Lula pediu US$ 40 mi em propina para Odebrecht, diz empreiteiro

Em depoimento ao juiz Sergio Moro, o ex-presidente da Odebrecht Marcelo Odebrecht afirmou que o ex-presidente Luiz Inácio Lula da Silva teria pedido 40 milhões de dólares em propina para a empreiteira em troca da aprovação de um financiamento de 1 bilhão de dólares via BNDES para obras de interesse da companhia em Angola.
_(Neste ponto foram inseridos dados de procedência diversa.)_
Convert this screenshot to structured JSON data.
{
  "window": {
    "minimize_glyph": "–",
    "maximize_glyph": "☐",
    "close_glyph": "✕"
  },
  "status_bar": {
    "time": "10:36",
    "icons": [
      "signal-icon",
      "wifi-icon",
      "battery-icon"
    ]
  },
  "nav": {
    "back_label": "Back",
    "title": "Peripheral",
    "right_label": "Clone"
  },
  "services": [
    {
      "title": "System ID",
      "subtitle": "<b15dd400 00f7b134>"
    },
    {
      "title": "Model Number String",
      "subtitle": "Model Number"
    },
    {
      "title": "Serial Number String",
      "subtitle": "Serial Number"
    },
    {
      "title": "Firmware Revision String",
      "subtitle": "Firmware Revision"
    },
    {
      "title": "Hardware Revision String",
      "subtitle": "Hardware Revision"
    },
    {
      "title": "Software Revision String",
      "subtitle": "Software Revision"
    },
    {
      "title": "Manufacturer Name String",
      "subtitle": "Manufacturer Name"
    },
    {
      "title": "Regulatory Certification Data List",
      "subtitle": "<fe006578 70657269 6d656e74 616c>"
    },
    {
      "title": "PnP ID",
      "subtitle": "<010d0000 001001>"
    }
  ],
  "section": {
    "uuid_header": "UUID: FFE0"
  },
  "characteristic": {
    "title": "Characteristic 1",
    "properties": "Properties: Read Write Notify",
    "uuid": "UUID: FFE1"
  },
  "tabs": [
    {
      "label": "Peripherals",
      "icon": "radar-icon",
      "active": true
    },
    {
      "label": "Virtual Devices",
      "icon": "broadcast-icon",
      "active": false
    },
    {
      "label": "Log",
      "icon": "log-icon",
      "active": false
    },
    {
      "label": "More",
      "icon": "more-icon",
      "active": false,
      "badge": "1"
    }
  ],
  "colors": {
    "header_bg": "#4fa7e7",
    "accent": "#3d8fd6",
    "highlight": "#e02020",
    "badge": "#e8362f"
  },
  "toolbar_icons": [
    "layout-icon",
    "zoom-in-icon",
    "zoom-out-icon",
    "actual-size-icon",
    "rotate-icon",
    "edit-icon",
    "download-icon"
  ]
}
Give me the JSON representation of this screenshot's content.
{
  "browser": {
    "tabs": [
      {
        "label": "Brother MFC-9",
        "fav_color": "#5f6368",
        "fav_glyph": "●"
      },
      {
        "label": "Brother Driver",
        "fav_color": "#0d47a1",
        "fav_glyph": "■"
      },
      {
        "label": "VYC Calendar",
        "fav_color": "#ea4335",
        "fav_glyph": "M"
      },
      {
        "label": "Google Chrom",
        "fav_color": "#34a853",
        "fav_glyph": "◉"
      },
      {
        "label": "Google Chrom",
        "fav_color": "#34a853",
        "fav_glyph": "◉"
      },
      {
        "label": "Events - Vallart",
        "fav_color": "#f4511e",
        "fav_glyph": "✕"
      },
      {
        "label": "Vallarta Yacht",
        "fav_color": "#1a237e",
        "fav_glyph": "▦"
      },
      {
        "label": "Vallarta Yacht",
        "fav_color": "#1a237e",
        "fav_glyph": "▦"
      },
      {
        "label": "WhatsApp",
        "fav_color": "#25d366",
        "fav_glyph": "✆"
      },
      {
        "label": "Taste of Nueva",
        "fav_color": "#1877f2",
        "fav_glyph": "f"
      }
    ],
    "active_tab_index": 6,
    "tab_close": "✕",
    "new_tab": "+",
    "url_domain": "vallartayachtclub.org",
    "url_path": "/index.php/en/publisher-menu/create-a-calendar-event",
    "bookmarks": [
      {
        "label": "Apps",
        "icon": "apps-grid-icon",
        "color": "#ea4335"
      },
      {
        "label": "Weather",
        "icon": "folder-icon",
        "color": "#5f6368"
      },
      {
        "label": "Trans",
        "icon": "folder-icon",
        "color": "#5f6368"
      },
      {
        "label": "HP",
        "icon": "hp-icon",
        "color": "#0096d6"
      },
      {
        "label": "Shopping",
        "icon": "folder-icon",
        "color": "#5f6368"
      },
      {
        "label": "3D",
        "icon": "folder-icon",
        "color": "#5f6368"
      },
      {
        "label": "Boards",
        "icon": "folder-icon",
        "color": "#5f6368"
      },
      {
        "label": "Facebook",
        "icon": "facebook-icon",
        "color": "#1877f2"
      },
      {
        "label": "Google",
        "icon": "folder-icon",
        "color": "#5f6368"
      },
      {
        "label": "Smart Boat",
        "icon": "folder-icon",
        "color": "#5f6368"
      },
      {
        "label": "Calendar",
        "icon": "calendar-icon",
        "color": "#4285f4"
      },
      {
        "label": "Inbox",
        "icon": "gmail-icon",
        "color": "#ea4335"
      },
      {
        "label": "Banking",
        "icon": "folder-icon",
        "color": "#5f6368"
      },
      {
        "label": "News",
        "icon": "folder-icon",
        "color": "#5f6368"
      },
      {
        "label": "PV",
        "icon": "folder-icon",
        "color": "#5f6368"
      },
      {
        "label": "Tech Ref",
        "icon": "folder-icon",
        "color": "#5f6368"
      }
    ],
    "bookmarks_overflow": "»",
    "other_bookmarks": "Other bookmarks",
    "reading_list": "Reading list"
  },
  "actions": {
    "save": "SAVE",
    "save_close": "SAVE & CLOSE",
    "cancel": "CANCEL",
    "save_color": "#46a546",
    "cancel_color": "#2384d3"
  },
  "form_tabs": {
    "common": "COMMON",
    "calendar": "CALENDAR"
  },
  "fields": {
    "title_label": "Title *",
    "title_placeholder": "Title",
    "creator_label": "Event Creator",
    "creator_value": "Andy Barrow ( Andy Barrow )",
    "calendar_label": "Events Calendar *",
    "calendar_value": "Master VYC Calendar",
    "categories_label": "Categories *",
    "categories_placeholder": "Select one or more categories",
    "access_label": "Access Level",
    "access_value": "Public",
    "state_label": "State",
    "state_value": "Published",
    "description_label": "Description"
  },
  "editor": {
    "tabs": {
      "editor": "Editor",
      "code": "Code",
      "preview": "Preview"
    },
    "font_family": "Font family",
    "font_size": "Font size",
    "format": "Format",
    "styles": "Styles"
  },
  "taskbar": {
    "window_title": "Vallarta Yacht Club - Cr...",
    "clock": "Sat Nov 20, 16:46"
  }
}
As informações são da revista VEJA.
Segundo o herdeiro do grupo Odebrecht, ele teria sido procurado entre 2009 e 2010 pelo então ministro do Planejamento Paulo Bernardo, que teria oferecido o acordo em nome do então presidente da República.
“Veio o pedido solicitado para mim por Paulo Bernardo na época que veio por indicação do presidente Lula para que a gente desse uma contribuição de 40 milhões de dólares e eles estariam fazendo a aprovação de uma linha de 1 bilhão de dólares de exportação de crédito”, afirmou Marcelo Odebrecht a Moro durante o depoimento.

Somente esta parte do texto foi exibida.